Stacey Aldag, math instructor, and Anthony Beardslee, audio recording technology instructor, led a session on utilizing technology in their classes, as many will be held virtually, while others will be more online and synchronous online (virtual). There will be limited face-to-face classes. 

Beardslee said it has been a learning experience since everyone moved classes online in the spring when COVID-19 hit. He said the spring semester stretched all instructors in terms of their technical capabilities, as well as discovering what they could accomplish by teaching online.

“If you would have asked me two-years if I could teach any of my audio recording classes online, I would have said, ’No, they have to be in person.’ But, the pandemic forced us to be innovative and see what exactly we can accomplish online.”

Beardslee and Aldag’s presentation was based on what worked in the spring and where there was room for improvement, but still allows for all instructors to give the best experience possible to their students.   

“Some of our students are well equipped to succeed at taking online classes, but most of them are not,” Beardslee said. “We’re trying to make a situation where they are as comfortable as they can be taking classes online. We want to make this as comfortable as we can and not get overwhelmed.”

Aldag added, “We know if we engage our students, they will have more success in the long haul.”

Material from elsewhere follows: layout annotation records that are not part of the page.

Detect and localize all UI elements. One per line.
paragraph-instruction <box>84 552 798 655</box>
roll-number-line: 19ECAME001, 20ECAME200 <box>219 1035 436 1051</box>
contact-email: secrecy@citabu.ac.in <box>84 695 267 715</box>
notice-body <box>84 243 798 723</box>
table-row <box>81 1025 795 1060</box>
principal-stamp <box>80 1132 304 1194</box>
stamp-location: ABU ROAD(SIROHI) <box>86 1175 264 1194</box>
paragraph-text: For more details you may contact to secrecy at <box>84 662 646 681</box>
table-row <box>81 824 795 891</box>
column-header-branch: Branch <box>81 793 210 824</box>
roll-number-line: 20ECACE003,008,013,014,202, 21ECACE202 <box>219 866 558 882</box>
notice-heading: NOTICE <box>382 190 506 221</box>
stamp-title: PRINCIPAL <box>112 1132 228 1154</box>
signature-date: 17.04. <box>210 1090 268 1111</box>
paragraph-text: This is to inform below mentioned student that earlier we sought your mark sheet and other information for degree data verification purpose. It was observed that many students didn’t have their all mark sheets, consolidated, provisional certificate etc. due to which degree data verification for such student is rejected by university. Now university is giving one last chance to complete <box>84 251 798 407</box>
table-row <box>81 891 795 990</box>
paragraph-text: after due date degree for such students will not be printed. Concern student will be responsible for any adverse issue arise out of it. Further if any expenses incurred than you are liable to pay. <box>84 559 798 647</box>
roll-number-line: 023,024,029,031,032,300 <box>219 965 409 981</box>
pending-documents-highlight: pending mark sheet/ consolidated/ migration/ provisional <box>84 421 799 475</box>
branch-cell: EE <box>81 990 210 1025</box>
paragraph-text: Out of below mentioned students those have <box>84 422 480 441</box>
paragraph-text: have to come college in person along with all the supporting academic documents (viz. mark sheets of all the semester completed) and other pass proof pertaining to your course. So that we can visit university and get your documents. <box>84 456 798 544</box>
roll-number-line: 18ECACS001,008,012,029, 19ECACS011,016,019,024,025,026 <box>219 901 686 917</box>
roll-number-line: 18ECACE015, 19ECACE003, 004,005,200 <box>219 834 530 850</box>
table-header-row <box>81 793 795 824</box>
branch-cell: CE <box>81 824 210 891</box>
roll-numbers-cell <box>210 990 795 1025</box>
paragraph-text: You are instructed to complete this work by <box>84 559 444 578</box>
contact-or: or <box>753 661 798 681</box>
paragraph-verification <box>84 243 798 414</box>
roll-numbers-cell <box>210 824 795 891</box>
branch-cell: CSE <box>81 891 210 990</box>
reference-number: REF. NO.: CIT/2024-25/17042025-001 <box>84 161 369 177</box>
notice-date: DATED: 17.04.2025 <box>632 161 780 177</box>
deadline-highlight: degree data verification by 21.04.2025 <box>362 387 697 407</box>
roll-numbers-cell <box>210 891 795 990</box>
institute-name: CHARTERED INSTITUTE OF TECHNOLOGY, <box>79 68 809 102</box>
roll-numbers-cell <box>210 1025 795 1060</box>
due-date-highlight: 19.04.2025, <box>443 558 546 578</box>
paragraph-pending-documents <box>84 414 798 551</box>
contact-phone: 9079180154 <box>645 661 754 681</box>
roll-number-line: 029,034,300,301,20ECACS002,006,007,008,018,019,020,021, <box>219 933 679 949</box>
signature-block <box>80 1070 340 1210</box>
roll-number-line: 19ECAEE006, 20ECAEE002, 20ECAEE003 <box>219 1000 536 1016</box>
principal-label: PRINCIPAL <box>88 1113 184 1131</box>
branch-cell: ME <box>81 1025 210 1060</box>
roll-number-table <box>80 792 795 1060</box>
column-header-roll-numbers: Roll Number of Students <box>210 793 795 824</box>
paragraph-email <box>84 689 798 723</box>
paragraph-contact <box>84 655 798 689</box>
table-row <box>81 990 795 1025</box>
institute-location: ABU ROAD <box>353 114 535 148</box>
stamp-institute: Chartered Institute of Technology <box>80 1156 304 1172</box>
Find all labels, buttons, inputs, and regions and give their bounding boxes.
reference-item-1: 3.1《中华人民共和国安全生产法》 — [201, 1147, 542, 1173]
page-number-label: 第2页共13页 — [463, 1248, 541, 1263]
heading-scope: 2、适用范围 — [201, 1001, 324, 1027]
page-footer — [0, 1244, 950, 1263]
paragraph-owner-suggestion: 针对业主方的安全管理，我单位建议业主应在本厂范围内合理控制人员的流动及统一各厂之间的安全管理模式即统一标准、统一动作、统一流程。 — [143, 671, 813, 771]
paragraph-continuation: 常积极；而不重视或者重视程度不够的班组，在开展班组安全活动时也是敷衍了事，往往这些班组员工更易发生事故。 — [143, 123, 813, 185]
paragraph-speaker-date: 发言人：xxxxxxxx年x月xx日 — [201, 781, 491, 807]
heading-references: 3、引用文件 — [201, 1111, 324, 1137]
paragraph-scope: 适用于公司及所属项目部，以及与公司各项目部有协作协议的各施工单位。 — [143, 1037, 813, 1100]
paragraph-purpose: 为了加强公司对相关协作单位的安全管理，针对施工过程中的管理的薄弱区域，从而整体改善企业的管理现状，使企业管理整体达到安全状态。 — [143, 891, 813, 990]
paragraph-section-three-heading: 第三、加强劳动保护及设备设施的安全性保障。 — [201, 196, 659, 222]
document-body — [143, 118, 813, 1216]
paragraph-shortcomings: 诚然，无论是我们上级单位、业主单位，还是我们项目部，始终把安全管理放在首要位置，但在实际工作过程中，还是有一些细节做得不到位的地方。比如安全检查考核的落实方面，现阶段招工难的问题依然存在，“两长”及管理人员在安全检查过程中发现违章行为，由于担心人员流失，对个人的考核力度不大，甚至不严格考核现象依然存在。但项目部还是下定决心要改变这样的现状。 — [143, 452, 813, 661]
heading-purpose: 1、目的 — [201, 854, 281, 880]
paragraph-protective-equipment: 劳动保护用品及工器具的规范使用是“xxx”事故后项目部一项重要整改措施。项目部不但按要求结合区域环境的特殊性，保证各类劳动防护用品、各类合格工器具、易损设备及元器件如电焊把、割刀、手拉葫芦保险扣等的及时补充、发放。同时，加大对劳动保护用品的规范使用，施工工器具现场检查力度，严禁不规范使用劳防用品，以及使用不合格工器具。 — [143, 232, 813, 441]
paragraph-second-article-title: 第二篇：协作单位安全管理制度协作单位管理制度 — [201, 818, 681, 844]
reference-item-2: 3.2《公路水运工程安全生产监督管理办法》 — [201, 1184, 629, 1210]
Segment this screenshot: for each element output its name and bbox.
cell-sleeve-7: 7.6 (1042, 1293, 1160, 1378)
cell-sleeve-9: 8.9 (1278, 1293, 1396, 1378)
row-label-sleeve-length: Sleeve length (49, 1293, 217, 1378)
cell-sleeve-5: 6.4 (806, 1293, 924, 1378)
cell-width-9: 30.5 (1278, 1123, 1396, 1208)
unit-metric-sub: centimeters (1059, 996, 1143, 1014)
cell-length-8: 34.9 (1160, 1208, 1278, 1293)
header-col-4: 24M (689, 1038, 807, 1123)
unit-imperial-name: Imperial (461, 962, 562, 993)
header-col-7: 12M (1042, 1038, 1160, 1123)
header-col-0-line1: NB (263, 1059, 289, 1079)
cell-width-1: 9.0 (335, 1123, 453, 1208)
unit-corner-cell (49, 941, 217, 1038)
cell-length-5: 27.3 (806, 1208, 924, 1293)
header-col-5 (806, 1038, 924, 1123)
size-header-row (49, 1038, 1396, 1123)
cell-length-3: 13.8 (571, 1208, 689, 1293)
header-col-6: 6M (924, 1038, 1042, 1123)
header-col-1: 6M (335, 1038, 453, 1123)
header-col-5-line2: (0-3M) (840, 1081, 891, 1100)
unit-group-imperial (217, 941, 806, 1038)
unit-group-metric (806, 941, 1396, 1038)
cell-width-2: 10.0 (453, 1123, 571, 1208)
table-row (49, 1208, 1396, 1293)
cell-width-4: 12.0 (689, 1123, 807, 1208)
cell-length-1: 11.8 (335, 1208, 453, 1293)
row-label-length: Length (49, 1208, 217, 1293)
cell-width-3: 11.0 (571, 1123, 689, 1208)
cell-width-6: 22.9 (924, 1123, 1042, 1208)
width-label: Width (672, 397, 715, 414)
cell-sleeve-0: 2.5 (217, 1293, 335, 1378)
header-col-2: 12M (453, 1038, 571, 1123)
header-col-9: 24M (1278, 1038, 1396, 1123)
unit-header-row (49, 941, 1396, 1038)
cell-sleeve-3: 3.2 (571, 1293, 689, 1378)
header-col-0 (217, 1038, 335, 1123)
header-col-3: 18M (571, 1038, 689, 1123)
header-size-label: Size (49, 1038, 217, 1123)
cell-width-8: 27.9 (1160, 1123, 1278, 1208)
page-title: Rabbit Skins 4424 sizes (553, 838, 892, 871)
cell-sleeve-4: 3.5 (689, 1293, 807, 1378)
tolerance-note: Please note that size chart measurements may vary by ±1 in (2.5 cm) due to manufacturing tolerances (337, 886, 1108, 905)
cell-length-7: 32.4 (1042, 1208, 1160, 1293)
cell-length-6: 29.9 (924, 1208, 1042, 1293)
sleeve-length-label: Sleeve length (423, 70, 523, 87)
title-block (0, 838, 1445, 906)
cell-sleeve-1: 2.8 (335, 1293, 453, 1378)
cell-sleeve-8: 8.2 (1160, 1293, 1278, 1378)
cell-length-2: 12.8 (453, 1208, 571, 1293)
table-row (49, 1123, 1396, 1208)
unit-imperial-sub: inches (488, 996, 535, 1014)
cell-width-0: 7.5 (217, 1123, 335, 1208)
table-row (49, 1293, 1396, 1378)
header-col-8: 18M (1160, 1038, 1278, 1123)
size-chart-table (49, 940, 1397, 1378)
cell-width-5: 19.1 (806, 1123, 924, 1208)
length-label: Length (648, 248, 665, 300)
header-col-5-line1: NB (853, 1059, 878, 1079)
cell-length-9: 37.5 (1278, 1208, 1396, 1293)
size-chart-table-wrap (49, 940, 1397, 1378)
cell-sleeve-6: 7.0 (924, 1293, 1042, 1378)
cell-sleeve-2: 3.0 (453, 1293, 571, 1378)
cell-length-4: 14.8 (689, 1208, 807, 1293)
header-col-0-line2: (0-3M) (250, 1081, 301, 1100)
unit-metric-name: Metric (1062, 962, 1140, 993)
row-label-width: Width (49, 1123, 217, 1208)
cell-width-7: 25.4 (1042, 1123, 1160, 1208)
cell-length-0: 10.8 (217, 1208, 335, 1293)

Northeast staff members also added some levity to the in-service session by incorporating a short video skit tied to the theme. It featured a mix of song and poetic recitations that highlighted programming in each of the college’s divisions, dual credit offerings, Adult Education and extended campuses.

Dr. Michele Gill, interim vice president of educational services, stressed the importance of safety protocols, such as the wearing of face masks, when necessary, and wiping down or disinfecting equipment if instructors are in any of the limited face-to-face classes that will be offered.

“Some of you have programs that you have to teach and do many things that are hands-on. And in doing that, we want you and your students to be safe, so that means you’ll have to take a little bit of extra time to do it the right way,” Gill said.

Northeast early college instructors teaching at area high schools will follow their school’s academic schedule during fall while part-time instructors teaching directly through Northeast will stick to the fall academic calendar at the College from August 17-November 25.

 “We all hope you have a great semester,” Gill told the part-time instructors at the conclusion of the session. “We know there may be some challenges, but we all know that you’re up to the task.”




                                                       PHOTO CUTLINE 


Dr. Michelle Gill, interim vice president of educational services at Northeast Community College, speaks to adjunct and early college instructors during an in-service session recently. Our over 300 part-time and dual credit faculty members teach for Northeast.